16:30-18:30 Session 4

Contributed talks

16:30
Beyond Polarity: Towards A Multi-Discipline Intermediate Language with Sharing
SPEAKER: Paul Downen

ABSTRACT. The study of polarity in computation has revealed that an "ideal" programming language combines both call-by-value and call-by-name evaluation; the two calling conventions are each ideal for half the types in a programming language. But this binary choice leaves out call-by-need which is used in practice to implement lazy-by-default languages like Haskell. We show how the notion of polarity can be extended beyond the value/name dichotomy to include call-by-need by only adding a mechanism for sharing and the extra polarity shifts to connect them, which is enough to compile a Haskell-like functional language with user-defined types.

17:00
On compositionality of dinatural transformations

ABSTRACT. Natural transformations are ubiquitous in mathematics, logic and computer science. For operations of mixed variance, such as currying and evaluation in the lambda-calculus, Eilenberg and Kelly's notion of extranatural transformation, and often the even more general dinatural transformation, is required. Unfortunately dinaturals are not closed under composition except in special circumstances. This paper presents a new sufficient condition for composability.

We propose a generalised notion of dinatural transformation in many variables, and extend the Eilenberg-Kelly account of composition for extranaturals to these transformations. Our main result is that a composition of dinatural transformations which creates no cyclic connections between arguments yields a dinatural transformation.

We also extend the classical notion of horizontal composition to our generalised dinaturals and demonstrate that it is associative and has identities.

17:30
Rule Algebras for Adhesive Categories
SPEAKER: Nicolas Behr

ABSTRACT. We show that every adhesive category gives rise to an associative algebra of rewriting rules induced by the notion of double-pushout (DPO) rewriting and the associated notion of concurrent production.

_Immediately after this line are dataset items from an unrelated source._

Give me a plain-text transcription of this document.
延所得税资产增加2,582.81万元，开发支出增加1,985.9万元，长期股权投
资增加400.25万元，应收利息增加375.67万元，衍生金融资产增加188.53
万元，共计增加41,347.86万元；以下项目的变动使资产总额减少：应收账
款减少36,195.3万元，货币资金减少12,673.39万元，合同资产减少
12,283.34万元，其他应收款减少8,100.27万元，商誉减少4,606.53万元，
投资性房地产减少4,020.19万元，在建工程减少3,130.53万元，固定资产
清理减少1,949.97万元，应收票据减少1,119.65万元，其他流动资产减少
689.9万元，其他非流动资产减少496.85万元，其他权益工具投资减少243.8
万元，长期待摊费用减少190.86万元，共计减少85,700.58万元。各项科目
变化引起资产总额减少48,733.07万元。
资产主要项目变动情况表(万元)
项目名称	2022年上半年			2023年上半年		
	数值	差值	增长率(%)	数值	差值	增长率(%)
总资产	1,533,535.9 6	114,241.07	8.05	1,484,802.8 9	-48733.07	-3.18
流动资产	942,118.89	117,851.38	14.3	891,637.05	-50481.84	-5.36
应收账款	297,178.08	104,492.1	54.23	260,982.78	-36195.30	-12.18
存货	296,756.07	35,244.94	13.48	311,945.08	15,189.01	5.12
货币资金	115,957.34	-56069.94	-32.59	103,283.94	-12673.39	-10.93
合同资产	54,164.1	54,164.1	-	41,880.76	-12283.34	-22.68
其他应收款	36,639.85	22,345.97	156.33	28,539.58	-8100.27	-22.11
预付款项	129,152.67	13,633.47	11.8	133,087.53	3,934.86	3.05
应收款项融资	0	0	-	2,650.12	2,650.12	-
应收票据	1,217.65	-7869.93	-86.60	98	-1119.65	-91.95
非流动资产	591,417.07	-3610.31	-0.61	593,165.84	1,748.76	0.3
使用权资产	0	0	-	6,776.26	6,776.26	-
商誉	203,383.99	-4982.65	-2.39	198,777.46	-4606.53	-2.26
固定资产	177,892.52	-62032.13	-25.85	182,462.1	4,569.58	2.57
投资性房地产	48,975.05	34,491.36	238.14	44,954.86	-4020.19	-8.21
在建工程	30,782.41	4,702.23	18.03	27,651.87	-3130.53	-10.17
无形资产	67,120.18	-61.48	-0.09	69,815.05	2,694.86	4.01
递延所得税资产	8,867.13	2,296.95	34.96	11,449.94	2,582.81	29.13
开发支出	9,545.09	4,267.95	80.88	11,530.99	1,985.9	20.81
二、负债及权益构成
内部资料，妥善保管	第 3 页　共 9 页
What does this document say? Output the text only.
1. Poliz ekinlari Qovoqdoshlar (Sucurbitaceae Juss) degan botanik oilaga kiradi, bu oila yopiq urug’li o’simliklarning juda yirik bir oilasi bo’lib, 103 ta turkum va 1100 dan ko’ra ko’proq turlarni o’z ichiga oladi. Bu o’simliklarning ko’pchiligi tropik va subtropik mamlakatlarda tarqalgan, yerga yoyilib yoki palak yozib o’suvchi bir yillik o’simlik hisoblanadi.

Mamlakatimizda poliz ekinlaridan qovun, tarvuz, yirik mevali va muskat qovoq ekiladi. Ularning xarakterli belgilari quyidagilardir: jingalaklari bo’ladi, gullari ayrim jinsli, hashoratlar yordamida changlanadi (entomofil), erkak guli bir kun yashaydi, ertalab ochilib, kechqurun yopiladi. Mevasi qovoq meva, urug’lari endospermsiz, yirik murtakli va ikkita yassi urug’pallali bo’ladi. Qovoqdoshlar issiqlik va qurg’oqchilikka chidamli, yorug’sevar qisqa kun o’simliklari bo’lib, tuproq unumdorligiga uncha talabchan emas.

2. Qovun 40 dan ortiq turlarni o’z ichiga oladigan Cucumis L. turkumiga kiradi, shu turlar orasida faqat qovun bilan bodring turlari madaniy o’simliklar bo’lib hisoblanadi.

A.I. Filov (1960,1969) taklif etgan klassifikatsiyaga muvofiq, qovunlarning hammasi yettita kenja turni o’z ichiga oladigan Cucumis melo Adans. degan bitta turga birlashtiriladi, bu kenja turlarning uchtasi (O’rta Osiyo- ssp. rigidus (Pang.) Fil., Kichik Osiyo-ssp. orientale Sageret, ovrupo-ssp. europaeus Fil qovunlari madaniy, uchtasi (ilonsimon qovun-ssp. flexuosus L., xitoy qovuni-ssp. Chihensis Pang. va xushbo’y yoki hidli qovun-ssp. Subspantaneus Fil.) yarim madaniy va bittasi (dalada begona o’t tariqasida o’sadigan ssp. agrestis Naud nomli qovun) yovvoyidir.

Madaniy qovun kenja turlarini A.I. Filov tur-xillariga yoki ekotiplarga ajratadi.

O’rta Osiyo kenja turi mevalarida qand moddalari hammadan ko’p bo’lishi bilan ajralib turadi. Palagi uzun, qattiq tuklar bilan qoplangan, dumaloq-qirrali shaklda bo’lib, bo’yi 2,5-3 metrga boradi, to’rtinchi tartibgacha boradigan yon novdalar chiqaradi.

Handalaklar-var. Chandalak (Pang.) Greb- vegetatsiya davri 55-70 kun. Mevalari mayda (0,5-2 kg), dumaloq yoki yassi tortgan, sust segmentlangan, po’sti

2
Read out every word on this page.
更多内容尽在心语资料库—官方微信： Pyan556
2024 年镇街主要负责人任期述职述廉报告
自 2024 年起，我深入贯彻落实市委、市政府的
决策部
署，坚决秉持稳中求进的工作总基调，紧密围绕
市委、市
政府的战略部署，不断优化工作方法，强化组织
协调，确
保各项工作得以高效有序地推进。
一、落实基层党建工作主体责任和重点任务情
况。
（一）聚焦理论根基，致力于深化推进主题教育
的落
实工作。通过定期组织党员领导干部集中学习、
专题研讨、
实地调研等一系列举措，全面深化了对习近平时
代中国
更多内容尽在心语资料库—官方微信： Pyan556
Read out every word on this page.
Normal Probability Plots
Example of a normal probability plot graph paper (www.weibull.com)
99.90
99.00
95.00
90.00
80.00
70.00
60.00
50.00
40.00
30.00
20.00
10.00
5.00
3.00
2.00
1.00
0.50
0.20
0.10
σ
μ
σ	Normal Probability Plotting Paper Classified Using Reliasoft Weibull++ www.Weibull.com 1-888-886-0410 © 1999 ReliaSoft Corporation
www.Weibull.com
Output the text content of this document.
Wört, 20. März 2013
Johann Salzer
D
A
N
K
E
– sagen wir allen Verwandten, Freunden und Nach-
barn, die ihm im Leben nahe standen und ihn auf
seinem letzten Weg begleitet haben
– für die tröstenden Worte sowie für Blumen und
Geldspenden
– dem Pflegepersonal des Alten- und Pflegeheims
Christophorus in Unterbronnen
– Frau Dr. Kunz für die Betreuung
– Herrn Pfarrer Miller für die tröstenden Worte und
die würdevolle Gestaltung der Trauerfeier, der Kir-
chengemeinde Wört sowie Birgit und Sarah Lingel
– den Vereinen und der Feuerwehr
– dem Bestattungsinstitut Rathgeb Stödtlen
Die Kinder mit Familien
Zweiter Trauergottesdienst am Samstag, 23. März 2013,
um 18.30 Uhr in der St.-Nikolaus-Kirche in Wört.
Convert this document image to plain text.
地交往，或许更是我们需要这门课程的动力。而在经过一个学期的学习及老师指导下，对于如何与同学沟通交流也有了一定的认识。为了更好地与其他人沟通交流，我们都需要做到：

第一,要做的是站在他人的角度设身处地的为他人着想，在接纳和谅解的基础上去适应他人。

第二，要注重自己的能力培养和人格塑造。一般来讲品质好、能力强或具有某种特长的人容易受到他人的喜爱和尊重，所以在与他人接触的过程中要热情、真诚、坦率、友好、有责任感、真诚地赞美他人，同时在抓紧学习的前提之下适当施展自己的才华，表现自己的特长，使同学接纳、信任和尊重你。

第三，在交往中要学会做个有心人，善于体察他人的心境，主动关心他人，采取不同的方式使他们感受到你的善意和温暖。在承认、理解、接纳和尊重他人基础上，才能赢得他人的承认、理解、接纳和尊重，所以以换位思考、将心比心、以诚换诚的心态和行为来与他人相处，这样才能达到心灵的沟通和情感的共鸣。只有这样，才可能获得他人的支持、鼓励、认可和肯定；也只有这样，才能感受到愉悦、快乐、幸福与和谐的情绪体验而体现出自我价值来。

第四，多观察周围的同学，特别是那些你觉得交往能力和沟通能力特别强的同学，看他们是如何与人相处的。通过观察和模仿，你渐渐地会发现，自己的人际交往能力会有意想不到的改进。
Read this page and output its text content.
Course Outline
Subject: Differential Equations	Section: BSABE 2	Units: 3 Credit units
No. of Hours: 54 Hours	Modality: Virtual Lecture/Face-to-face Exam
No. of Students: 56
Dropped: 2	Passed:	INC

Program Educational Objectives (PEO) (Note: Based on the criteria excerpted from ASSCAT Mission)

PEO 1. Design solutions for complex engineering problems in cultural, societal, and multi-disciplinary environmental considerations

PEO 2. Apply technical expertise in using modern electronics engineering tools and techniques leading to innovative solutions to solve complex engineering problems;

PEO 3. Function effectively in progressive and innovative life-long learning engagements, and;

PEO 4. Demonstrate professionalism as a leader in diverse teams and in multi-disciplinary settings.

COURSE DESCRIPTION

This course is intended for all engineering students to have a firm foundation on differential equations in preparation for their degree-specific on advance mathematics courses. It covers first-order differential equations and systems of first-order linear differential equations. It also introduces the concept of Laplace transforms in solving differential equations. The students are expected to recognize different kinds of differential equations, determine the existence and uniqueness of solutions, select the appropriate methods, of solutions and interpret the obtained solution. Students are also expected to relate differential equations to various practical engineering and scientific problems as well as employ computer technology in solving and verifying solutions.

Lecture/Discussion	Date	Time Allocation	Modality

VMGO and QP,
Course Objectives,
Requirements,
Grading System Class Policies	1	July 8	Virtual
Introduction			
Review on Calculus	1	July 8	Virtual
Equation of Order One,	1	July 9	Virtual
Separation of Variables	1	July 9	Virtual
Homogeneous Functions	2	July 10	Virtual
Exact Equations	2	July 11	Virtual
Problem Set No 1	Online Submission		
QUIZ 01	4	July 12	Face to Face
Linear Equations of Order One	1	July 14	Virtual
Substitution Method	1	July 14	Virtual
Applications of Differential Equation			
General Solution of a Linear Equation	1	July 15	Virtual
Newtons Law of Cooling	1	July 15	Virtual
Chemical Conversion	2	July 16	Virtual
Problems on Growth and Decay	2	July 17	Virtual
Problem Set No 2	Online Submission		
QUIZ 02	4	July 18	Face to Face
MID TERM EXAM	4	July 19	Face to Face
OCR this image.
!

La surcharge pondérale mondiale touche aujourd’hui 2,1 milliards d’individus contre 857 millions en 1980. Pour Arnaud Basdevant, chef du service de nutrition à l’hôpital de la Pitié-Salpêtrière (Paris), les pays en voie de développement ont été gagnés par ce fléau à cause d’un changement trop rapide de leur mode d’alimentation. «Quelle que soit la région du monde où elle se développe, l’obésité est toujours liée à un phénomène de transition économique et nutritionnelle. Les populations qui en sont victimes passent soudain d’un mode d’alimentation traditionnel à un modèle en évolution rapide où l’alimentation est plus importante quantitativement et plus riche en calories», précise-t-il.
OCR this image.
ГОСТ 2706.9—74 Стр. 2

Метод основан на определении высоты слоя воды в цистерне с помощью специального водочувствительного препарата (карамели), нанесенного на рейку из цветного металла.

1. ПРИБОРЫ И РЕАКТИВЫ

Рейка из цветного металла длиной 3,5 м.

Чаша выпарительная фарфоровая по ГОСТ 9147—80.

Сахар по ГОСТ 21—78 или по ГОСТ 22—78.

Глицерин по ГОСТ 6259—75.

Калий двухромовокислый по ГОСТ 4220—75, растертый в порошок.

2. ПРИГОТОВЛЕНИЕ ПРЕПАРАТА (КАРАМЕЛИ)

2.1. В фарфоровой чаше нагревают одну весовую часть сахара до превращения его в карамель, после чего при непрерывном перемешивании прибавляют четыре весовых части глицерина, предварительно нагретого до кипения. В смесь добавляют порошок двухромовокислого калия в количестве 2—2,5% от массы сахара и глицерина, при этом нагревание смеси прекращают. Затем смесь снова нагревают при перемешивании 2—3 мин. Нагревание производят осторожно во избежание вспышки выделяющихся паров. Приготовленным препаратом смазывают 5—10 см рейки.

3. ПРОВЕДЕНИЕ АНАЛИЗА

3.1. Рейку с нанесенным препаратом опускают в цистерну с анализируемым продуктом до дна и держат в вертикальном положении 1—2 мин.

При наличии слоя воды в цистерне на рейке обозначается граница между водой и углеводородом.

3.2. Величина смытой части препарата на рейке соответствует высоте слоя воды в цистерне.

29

In contrast to the original formulation of rule algebras in terms of relations between (a concrete notion of) graphs, here we work in an abstract categorical setting. Doing this, we extend the classical concurrency theorem of DPO rewriting and show that the composition of DPO rules along abstract dependency relations is, in a natural sense, an associative operation. If in addition the adhesive category possesses an initial object, the resulting rule algebra is also unital. We demonstrate that in this setting a natural definition of canonical representation of the rule algebras is obtainable, which in turn opens the possibility of applying the concept to define and compute statistical moments of observables in stochastic DPO rewriting systems.

18:00
Graphical Conjunctive Queries
SPEAKER: Jens Seeber

ABSTRACT. The Calculus of Conjunctive Queries (CCQ) has foundational status in database theory. A celebrated theorem of Chandra and Merlin states that CCQ query inclusion is decidable. Its proof transforms logical formulas to graphs: each query has a universal model - a kind of graph - and query inclusion reduces to the existence of a graph homomorphism between universal models.

We introduce the diagrammatic language Graphical Conjunctive Queries (GCQ) and show that it has the same expressivity as CCQ. GCQ terms are string diagrams, and their algebraic structure allows us to derive a sound and complete axiomatisation of query inclusion, which turns out to be exactly Carboni and Walters' notion of Cartesian bicategory of relations. Our completeness proof exploits the combinatorial nature of string diagrams as (certain cospans of) hypergraphs: Chandra and Merlin's insights inspire a theorem that relates such cospans with spans. Completeness and decidability of the (in)equational theory of GCQ follow as a corollary. Categorically speaking, our contribution is a model-theoretic completeness theorem of free cartesian bicategories (on a relational signature) for the category of sets and relations.